(Bloomberg) -- The moderate policies of Democratic presidential front-runner Joe Biden -- who opposes turning Medicare into national health insurance -- should ease the stress on health insurers if he scores an early primary victory in 2020. Unfortunately for holders of health insurers such as Humana Inc., UnitedHealth Group Inc. and Centene Corp., all of which are down by 10% or more since early December, the first caucus in Iowa isn’t until next February.
Leerink analyst Ana Gupte consulted two D.C. policy specialists and says the chance of a single-payer system -- dubbed Medicare for All -- becoming a reality is zero. She viewed Medicaid expansion and Medicare Advantage buy-ins offering voluntary Medicare to Americans in their fifties as more likely.
Meanwhile a pending 5th Circuit Court decision -- oral arguments are tentatively scheduled to take place the week of July 8 -- should rule in favor of ObamaCare “with the [individual] mandate viewed as severable on empirical if not legal grounds,” Gupte wrote in a note to clients. That should lift an overhang on companies that have exposure to Medicaid and the Obamacare exchanges, such as Molina Healthcare Inc. and Centene, she said.

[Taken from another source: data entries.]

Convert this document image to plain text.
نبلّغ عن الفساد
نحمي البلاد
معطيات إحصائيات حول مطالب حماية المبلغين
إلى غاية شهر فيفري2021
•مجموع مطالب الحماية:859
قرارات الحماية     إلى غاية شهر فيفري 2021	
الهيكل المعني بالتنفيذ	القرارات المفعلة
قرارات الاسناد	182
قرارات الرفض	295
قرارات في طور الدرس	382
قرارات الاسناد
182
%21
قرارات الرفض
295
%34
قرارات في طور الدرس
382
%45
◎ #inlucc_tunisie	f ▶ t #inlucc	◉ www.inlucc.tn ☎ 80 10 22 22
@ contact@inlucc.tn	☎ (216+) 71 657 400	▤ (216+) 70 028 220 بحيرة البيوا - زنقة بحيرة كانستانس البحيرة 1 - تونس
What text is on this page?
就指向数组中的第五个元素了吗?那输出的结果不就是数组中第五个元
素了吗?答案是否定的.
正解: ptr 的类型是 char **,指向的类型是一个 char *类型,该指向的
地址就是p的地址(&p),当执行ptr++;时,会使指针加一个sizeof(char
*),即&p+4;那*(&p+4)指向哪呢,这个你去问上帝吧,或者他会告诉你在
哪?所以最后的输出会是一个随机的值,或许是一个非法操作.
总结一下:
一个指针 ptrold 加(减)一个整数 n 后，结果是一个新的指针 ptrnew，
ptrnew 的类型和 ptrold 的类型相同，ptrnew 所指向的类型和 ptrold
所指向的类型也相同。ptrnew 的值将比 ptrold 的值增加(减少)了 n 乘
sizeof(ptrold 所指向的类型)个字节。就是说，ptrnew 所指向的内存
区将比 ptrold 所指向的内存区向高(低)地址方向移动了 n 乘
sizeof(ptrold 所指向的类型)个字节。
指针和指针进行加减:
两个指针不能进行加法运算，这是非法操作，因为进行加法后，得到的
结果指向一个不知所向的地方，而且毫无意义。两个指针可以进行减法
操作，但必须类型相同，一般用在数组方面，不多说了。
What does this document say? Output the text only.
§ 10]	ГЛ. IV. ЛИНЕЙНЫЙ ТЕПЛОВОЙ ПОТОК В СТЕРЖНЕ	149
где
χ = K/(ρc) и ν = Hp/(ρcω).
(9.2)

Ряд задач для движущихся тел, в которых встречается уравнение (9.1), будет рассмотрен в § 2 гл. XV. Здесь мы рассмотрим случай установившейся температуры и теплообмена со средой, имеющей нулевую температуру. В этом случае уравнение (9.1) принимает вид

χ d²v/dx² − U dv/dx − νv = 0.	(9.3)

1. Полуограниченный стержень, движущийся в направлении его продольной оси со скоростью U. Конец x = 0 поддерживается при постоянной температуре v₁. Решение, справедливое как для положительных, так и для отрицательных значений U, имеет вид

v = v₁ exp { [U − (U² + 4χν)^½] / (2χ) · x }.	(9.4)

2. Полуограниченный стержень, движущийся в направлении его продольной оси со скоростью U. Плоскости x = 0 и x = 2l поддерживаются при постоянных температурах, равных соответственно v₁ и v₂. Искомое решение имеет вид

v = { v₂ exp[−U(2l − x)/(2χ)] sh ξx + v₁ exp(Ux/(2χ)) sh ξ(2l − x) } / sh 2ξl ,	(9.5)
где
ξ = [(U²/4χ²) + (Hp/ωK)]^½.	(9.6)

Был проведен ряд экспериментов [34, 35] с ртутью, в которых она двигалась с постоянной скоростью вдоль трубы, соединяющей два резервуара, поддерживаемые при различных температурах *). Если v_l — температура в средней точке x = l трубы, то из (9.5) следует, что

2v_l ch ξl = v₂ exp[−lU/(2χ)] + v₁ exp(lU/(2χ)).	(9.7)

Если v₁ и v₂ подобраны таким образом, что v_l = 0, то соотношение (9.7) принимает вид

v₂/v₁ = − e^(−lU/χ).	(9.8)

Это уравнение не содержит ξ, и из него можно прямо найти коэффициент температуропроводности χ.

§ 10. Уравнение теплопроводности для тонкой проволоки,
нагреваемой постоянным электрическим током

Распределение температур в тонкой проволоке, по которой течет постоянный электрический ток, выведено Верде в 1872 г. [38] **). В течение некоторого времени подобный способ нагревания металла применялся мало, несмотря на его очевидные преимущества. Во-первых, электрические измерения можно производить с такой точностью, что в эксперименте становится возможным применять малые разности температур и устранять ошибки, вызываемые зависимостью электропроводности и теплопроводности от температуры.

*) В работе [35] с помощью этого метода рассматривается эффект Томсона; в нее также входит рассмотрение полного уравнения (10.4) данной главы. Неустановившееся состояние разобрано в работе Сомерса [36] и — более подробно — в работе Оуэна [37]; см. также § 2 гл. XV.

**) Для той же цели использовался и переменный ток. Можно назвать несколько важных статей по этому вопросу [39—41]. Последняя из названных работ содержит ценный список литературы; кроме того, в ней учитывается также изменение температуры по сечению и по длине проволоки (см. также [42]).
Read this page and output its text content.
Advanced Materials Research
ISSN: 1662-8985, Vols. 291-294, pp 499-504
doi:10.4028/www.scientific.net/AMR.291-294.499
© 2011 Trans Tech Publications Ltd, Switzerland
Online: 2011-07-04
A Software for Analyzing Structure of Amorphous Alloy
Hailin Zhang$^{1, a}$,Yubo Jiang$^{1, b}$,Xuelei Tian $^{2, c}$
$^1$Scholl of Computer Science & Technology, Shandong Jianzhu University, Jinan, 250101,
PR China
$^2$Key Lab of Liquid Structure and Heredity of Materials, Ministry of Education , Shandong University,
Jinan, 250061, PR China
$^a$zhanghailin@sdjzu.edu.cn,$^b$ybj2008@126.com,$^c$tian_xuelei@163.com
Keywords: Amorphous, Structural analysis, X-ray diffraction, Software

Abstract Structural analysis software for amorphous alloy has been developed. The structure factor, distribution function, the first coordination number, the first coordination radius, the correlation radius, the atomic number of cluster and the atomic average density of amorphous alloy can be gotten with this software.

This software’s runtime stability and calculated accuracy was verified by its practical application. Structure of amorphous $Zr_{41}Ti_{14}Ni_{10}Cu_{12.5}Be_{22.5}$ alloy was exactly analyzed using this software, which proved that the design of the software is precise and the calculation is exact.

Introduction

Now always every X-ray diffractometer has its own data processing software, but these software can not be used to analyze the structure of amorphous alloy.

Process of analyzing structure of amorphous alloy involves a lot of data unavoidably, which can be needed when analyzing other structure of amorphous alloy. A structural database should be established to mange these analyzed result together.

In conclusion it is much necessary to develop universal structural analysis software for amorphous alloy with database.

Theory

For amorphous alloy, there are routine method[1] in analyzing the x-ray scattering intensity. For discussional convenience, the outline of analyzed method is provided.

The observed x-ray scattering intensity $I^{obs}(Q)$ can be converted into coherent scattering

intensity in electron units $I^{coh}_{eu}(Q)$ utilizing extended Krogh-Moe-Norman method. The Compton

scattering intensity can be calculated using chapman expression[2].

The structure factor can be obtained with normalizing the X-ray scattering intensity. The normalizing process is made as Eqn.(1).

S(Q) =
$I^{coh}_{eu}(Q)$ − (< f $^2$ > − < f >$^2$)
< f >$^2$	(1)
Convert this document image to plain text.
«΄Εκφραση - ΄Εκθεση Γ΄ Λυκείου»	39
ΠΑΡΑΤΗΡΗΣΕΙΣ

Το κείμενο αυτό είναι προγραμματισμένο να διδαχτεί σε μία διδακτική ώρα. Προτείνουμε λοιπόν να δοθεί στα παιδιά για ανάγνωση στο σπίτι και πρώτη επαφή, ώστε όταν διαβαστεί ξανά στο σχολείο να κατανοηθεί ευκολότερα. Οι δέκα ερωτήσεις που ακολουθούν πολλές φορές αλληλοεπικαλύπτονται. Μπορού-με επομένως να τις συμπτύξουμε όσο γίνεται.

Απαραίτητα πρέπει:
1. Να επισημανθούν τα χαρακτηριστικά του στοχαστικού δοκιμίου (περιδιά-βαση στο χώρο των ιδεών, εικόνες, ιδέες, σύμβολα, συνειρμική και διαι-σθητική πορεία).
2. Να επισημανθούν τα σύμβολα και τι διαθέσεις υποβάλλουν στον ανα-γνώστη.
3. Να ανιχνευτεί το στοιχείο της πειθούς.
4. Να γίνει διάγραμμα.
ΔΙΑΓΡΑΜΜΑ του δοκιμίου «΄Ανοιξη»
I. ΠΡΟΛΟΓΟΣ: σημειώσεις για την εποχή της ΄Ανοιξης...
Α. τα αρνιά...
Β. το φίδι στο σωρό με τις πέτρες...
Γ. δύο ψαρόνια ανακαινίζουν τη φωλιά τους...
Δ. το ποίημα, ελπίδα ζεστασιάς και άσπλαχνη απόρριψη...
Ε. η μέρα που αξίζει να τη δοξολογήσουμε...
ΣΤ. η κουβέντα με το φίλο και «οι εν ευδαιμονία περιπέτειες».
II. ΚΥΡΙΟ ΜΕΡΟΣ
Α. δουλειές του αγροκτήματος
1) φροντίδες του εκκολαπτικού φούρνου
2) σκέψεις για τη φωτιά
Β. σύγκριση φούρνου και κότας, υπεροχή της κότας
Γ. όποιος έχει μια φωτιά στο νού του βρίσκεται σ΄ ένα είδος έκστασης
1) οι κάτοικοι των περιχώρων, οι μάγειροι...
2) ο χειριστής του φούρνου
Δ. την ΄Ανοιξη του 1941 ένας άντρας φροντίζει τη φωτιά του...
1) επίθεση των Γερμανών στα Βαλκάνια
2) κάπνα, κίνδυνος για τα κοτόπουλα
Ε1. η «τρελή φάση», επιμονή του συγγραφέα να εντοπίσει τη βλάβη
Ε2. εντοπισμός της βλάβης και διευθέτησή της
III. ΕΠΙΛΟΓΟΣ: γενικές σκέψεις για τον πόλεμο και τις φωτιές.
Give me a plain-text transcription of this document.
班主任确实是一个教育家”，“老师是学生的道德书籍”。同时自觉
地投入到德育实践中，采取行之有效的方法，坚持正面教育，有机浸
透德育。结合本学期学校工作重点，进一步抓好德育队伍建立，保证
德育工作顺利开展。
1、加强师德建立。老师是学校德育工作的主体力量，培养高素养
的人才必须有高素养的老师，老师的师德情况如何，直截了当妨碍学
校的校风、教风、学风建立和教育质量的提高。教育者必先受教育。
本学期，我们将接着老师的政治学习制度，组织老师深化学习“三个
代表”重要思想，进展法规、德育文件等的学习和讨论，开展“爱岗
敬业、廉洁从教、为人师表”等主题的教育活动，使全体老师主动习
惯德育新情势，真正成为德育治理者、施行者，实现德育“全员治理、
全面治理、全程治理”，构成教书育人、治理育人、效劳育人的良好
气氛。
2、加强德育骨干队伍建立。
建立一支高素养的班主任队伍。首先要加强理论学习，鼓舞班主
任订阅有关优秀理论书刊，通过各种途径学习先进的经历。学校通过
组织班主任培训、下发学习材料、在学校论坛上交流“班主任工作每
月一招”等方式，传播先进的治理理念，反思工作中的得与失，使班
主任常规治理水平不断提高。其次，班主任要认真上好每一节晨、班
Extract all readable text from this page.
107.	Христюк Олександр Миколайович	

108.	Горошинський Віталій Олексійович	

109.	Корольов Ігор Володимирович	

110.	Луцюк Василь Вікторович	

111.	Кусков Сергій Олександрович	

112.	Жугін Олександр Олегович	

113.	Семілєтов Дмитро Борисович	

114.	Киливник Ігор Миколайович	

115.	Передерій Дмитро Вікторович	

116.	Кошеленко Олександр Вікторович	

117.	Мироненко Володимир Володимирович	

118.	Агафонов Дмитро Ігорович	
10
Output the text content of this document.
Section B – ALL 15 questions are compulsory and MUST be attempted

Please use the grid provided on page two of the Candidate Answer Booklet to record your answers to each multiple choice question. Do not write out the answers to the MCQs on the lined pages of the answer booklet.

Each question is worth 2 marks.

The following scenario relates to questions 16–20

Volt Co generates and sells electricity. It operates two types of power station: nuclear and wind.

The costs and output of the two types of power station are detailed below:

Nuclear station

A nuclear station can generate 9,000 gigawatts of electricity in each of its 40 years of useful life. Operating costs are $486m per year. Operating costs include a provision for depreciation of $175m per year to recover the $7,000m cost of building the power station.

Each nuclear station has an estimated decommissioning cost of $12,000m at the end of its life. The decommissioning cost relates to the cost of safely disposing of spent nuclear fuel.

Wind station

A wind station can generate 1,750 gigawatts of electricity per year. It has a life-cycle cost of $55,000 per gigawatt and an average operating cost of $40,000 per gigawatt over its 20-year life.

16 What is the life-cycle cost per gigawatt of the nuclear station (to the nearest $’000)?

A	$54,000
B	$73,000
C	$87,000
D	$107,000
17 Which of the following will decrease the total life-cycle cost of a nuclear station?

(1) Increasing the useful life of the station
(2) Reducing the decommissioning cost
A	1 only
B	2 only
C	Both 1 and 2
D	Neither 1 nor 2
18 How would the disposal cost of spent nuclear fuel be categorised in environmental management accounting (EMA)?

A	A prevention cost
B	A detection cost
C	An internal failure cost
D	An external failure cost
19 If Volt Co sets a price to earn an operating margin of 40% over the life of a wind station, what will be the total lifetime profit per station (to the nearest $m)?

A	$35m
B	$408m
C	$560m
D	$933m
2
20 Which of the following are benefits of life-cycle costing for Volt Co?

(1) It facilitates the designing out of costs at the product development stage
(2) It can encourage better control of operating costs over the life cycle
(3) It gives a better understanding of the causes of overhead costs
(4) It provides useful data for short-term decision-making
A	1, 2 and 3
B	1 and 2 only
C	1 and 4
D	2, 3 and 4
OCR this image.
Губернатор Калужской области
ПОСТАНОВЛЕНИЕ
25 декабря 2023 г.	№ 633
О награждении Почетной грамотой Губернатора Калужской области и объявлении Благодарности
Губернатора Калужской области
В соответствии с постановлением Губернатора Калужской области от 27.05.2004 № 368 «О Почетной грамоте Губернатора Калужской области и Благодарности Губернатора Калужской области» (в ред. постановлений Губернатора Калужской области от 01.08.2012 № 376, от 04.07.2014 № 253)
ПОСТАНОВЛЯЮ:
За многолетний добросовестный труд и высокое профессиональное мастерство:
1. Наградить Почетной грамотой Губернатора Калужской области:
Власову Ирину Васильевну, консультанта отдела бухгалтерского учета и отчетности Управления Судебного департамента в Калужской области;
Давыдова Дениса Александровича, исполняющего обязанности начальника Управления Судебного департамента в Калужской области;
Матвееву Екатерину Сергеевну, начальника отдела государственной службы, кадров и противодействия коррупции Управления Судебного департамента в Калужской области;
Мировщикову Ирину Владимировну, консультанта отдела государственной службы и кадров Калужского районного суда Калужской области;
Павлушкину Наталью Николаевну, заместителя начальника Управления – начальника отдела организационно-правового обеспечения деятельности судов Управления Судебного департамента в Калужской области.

Gupte said she had increased conviction in stocks such as Anthem, Humana, UnitedHealth and, among hospitals, HCA Healthcare. She is not the first analyst to defend the health insurance sector, and some investors have used the sell-off as a chance to bolster their positions.
Scott Flanders, EHealth Inc’s chief executive, said earlier this month that an expansion of Medicare would likely be a boon for his company as well as insurers. UnitedHealth is leading managed care gains today as the group climbs a fourth day.